Using an unmodified PirateBox, Levine collected digital files from friends and strangers everywhere he went, creating what he initially described as a digital time capsule. By the end, the box had stored 151 audio recordings, 18 documents, 47 songs, 927 photos, and 106 videos.
Although some contributors found the StoryBox while searching for free wireless networks, Levine said that building this collection did require some effort on his part.
“A couple of times, I would just go up to people who were working on laptops and say, ‘would you mind trying this,’” he explained. “And then, my girlfriend, who’s a designer, came up with an invitation card with the three steps for joining the network. Instead of just typing it out, she did [the instructions] as a graphic. So I would just sprinkle those cards around and see who would pick them up.”

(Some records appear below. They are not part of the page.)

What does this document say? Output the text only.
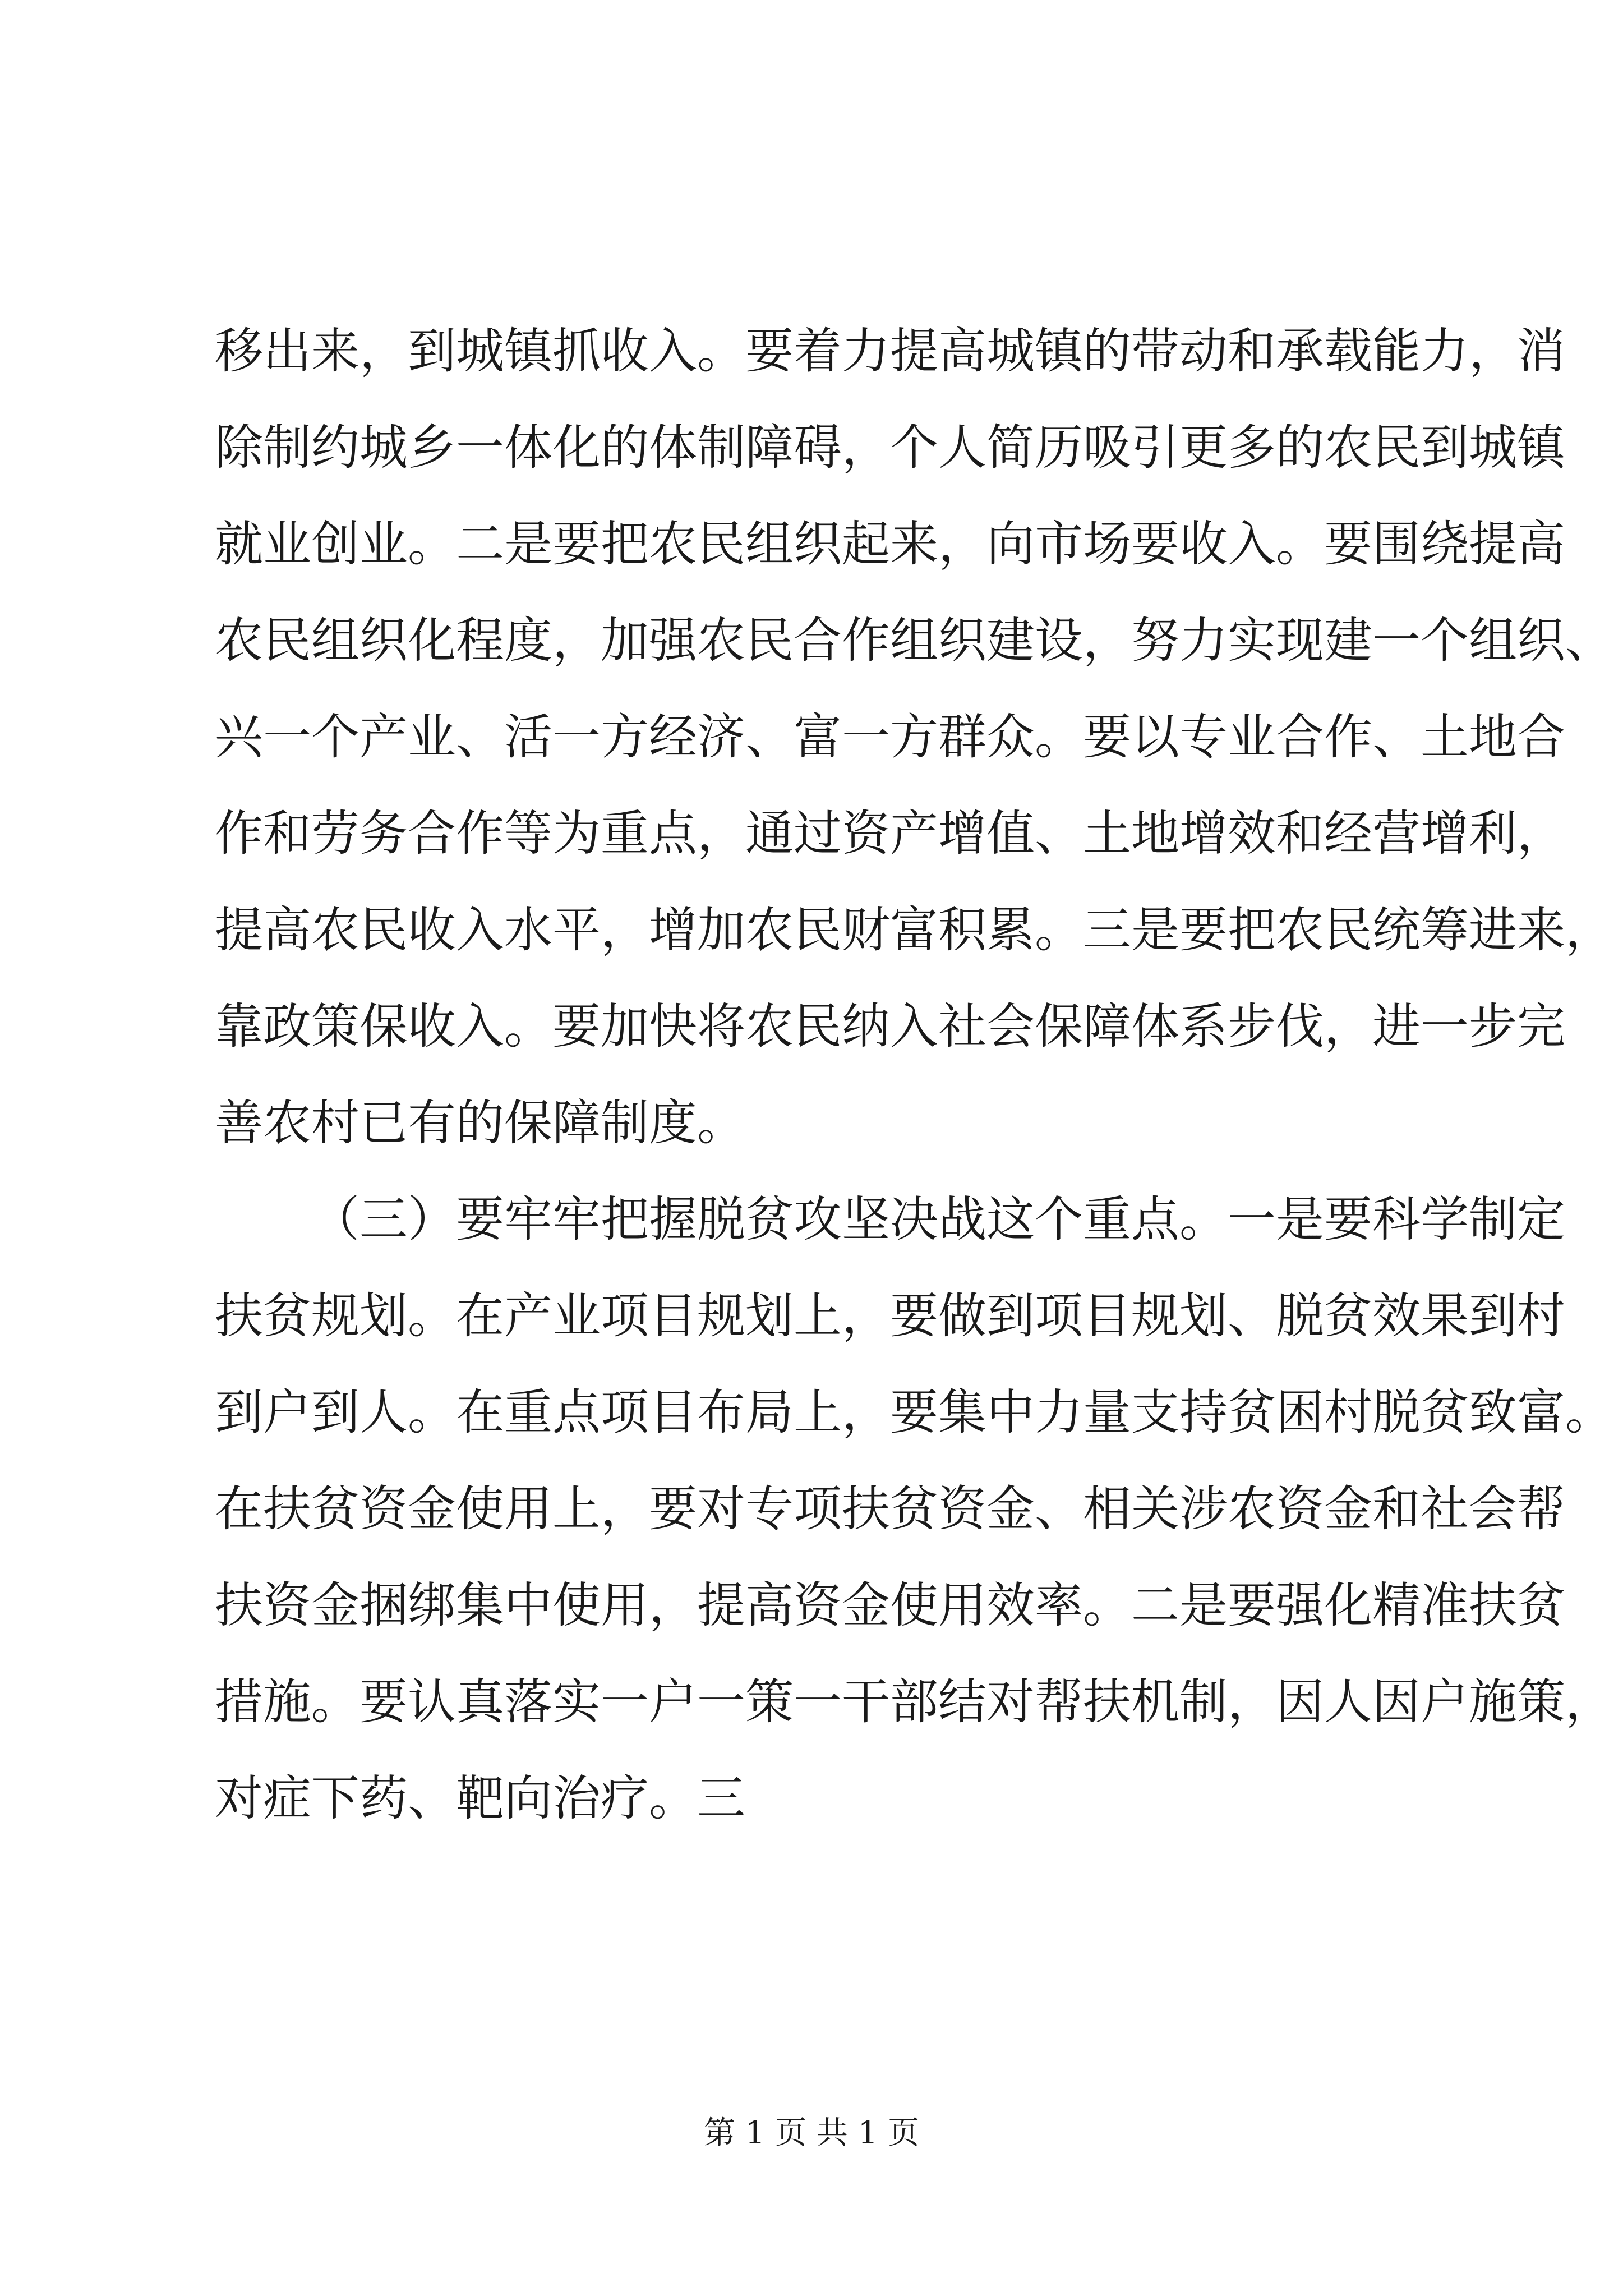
移出来，到城镇抓收入。要着力提高城镇的带动和承载能力，消
除制约城乡一体化的体制障碍，个人简历吸引更多的农民到城镇
就业创业。二是要把农民组织起来，向市场要收入。要围绕提高
农民组织化程度，加强农民合作组织建设，努力实现建一个组织、
兴一个产业、活一方经济、富一方群众。要以专业合作、土地合
作和劳务合作等为重点，通过资产增值、土地增效和经营增利，
提高农民收入水平，增加农民财富积累。三是要把农民统筹进来，
靠政策保收入。要加快将农民纳入社会保障体系步伐，进一步完
善农村已有的保障制度。
（三）要牢牢把握脱贫攻坚决战这个重点。一是要科学制定
扶贫规划。在产业项目规划上，要做到项目规划、脱贫效果到村
到户到人。在重点项目布局上，要集中力量支持贫困村脱贫致富。
在扶贫资金使用上，要对专项扶贫资金、相关涉农资金和社会帮
扶资金捆绑集中使用，提高资金使用效率。二是要强化精准扶贫
措施。要认真落实一户一策一干部结对帮扶机制，因人因户施策，
对症下药、靶向治疗。三
第 1 页 共 1 页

Ultimately, much of the content that he collected was submitted by people he visited and others to whom he had time to explain the device, but about 20 percent of the files were submitted by strangers.
“That was really what was most interesting. People went through media that they had no context for, and they would ask questions…It’s very interesting when people are looking at these pictures of places, or people, or listening to audio, and not really knowing what [the context was] and being curious about it. That was one of the more fascinating parts of traveling with it.”